Israel Council on Foreign Relations
photo: AP
Former US president Jimmy Carter has said that Hamas is prepared to accept the right of Israel to "live as a neighbor next door in peace". After meeting Hamas leaders last week in Syria, he said it was a problem that the US and Israel would not meet the group. Speaking in Jerusalem after completing his tour in the Middle East, Carter said Israeli-Palestinian peacemaking had "regressed" since the US hosted the Annapolis conference in November last year.
The former US president was strongly criticized by many leaders from the US and Israel for meeting the exiled Hamas leader Khaled Meshaal in Damascus last week. However, Carter defended his visit. Addressing the Israel Council on Foreign Relations, Carter said: "The problem is not that I met with Hamas in Syria. The problem is that Israel and the United States refuse to meet with someone who must be involved." Carter claimed that Hamas had reiterated its position that it would accept an Israeli state within its pre-1967 borders, living in peace with Israel, if such an agreement was approved by Palestinians in a referendum.

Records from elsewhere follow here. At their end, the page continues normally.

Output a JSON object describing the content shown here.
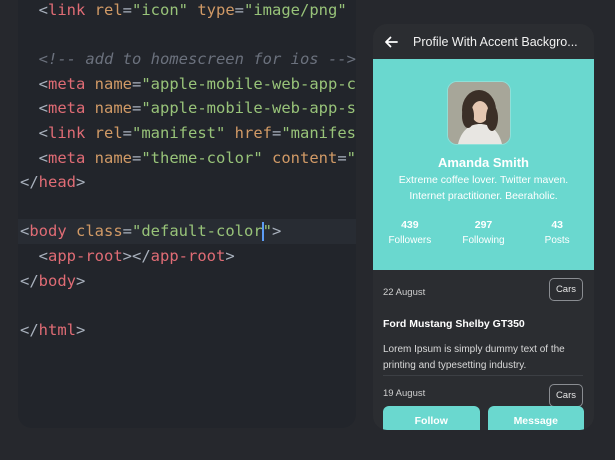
{
  "editor": {
    "lines": [
      {
        "parts": [
          [
            "punc",
            "  <"
          ],
          [
            "tag",
            "link"
          ],
          [
            "attr",
            " rel"
          ],
          [
            "punc",
            "="
          ],
          [
            "str",
            "\"icon\""
          ],
          [
            "attr",
            " type"
          ],
          [
            "punc",
            "="
          ],
          [
            "str",
            "\"image/png\""
          ],
          [
            "punc",
            " "
          ]
        ]
      },
      {
        "parts": []
      },
      {
        "parts": [
          [
            "cmt",
            "  <!-- add to homescreen for ios -->"
          ]
        ]
      },
      {
        "parts": [
          [
            "punc",
            "  <"
          ],
          [
            "tag",
            "meta"
          ],
          [
            "attr",
            " name"
          ],
          [
            "punc",
            "="
          ],
          [
            "str",
            "\"apple-mobile-web-app-ca"
          ]
        ]
      },
      {
        "parts": [
          [
            "punc",
            "  <"
          ],
          [
            "tag",
            "meta"
          ],
          [
            "attr",
            " name"
          ],
          [
            "punc",
            "="
          ],
          [
            "str",
            "\"apple-mobile-web-app-st"
          ]
        ]
      },
      {
        "parts": [
          [
            "punc",
            "  <"
          ],
          [
            "tag",
            "link"
          ],
          [
            "attr",
            " rel"
          ],
          [
            "punc",
            "="
          ],
          [
            "str",
            "\"manifest\""
          ],
          [
            "attr",
            " href"
          ],
          [
            "punc",
            "="
          ],
          [
            "str",
            "\"manifest"
          ]
        ]
      },
      {
        "parts": [
          [
            "punc",
            "  <"
          ],
          [
            "tag",
            "meta"
          ],
          [
            "attr",
            " name"
          ],
          [
            "punc",
            "="
          ],
          [
            "str",
            "\"theme-color\""
          ],
          [
            "attr",
            " content"
          ],
          [
            "punc",
            "="
          ],
          [
            "str",
            "\"#"
          ]
        ]
      },
      {
        "parts": [
          [
            "punc",
            "</"
          ],
          [
            "tag",
            "head"
          ],
          [
            "punc",
            ">"
          ]
        ]
      },
      {
        "parts": []
      },
      {
        "parts": [
          [
            "punc",
            "<"
          ],
          [
            "tag",
            "body"
          ],
          [
            "attr",
            " class"
          ],
          [
            "punc",
            "="
          ],
          [
            "str",
            "\"default-color"
          ],
          [
            "caret",
            ""
          ],
          [
            "str",
            "\""
          ],
          [
            "punc",
            ">"
          ]
        ],
        "active": true
      },
      {
        "parts": [
          [
            "punc",
            "  <"
          ],
          [
            "tag",
            "app-root"
          ],
          [
            "punc",
            "></"
          ],
          [
            "tag",
            "app-root"
          ],
          [
            "punc",
            ">"
          ]
        ]
      },
      {
        "parts": [
          [
            "punc",
            "</"
          ],
          [
            "tag",
            "body"
          ],
          [
            "punc",
            ">"
          ]
        ]
      },
      {
        "parts": []
      },
      {
        "parts": [
          [
            "punc",
            "</"
          ],
          [
            "tag",
            "html"
          ],
          [
            "punc",
            ">"
          ]
        ]
      }
    ]
  },
  "phone": {
    "title": "Profile With Accent Backgro...",
    "accent": "#6ad8cf",
    "profile": {
      "name": "Amanda Smith",
      "bio_line1": "Extreme coffee lover. Twitter maven.",
      "bio_line2": "Internet practitioner. Beeraholic."
    },
    "stats": [
      {
        "value": "439",
        "label": "Followers"
      },
      {
        "value": "297",
        "label": "Following"
      },
      {
        "value": "43",
        "label": "Posts"
      }
    ],
    "posts": [
      {
        "date": "22 August",
        "category": "Cars",
        "title": "Ford Mustang Shelby GT350",
        "body": "Lorem Ipsum is simply dummy text of the printing and typesetting industry."
      },
      {
        "date": "19 August",
        "category": "Cars"
      }
    ],
    "actions": {
      "follow": "Follow",
      "message": "Message"
    }
  }
}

Carter told the BBC: "Hamas indicated to us at least – I'm not guaranteeing their commitment – that if Israel is willing to have a mutual ceasefire and a renunciation of violence in Gaza and in the West Bank, they will accept it, and as a first step they would even accept just limiting that to Gaza. So I think that what they have said, if they were honest and we wrote it out so there wouldn't be a mistake, it's a very significant development."
Hamas leader Mashaal said his movement would accept the establishment of a Palestinian state based on borders prior to the 1967 war (i.e. in the West Bank and the Gaza Strip), but he added that Hamas was not prepared to recognize Israel as a state. An attempt by Carter to get Hamas to declare a truce also failed. "I did the best I could," Carter said of his last-minute attempt to change Mashaal's mind on rockets fired from the Gaza Strip into Israel. "They turned me down, and I think they are wrong," he was quoted as saying by the AP news agency.
An Israeli Defense Ministry official, Amos Gilad, said Hamas had not offered anything new during Carter's meetings with its leaders and that the mission had failed.